CHAPITRE II
DES COMPÉTENCES CLARIFIÉES ET
RENFORCÉES
Entre
une logique de répartition des compétences qui aboutirait
à une spécialisation illusoire des différents niveaux et
une situation de cogestion généralisée source de confusion
de l'action publique, votre mission d'information a estimé qu'il
était possible de privilégier une
démarche
intermédiaire
qui, tout à la fois, cherche à clarifier
les compétences par grands secteurs de la vie sociale et préserve
la mise en oeuvre de formules partenariales entre l'Etat et les
collectivités, entre collectivités elles-mêmes.
Cette démarche pragmatique est confortée par l'expérience
de près de vingt ans de mise en oeuvre de la décentralisation.

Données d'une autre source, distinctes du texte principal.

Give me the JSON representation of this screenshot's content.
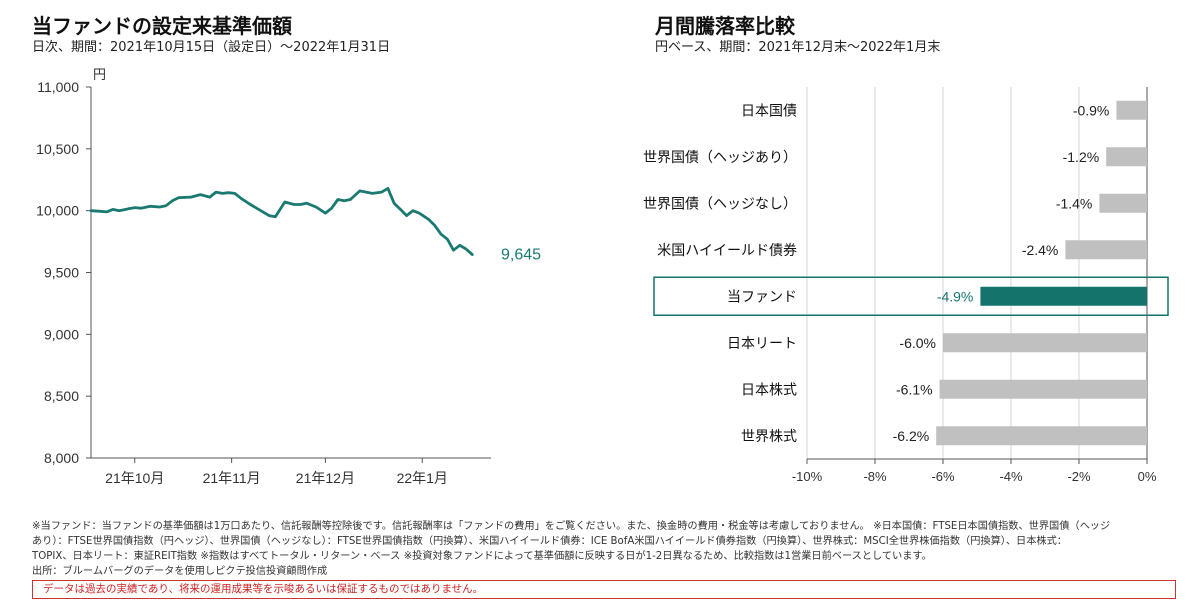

D'un côté, peu nombreux sont les domaines de l'action publique qui
ne justifient pas
l'intervention de plusieurs niveaux
. La pratique des
cofinancements
est souvent indispensable pour faire aboutir des projets
utiles au développement des territoires. Cependant l'efficacité
de l'action publique et le droit des citoyens de connaître la destination
des deniers publics commandent que les
partenariats
soient
développés dans un
cadre rénové qui garantisse
l'équilibre des relations entre les différents partenaires.

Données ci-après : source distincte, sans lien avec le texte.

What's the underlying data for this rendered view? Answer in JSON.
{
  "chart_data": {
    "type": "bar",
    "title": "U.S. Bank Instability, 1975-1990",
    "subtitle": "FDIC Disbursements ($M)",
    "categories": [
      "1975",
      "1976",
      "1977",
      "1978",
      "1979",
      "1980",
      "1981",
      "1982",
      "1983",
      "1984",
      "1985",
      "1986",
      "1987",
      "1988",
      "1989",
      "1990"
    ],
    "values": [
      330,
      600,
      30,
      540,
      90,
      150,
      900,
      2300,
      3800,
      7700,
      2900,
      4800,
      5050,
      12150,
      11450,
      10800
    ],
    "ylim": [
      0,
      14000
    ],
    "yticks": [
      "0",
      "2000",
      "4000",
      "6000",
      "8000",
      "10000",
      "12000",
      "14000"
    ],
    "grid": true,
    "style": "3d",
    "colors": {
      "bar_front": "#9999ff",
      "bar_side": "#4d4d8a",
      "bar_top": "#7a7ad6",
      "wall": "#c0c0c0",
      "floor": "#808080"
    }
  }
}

D'un autre côté, le maintien de formes de partenariats ne doit pas
dispenser de rechercher une
répartition plus homogène des
compétences
entre les différents niveaux. Cette
démarche est source d'efficacité mais aussi de clarté pour
les citoyens qui doivent pouvoir identifier clairement les vocations
principales des administrations publiques. Elle peut justifier certains
ajustements de compétences
qui doivent reposer, dans chaque cas,
sur la recherche du
niveau le plus adéquat.
Mais ces
ajustements
ne peuvent être acceptables que si, au
préalable, le cadre juridique et financier d'exercice des
compétences est
clarifié.
C'est pourquoi, votre mission d'information considère que toute
clarification des compétences est subordonnée à une
amélioration du cadre juridique
dans lequel elles sont
exercées (I).
C'est sous cette réserve que peut être recherchée une
rationalisation de la répartition des compétences
au service
d'une meilleure efficacité de l'action publique (II).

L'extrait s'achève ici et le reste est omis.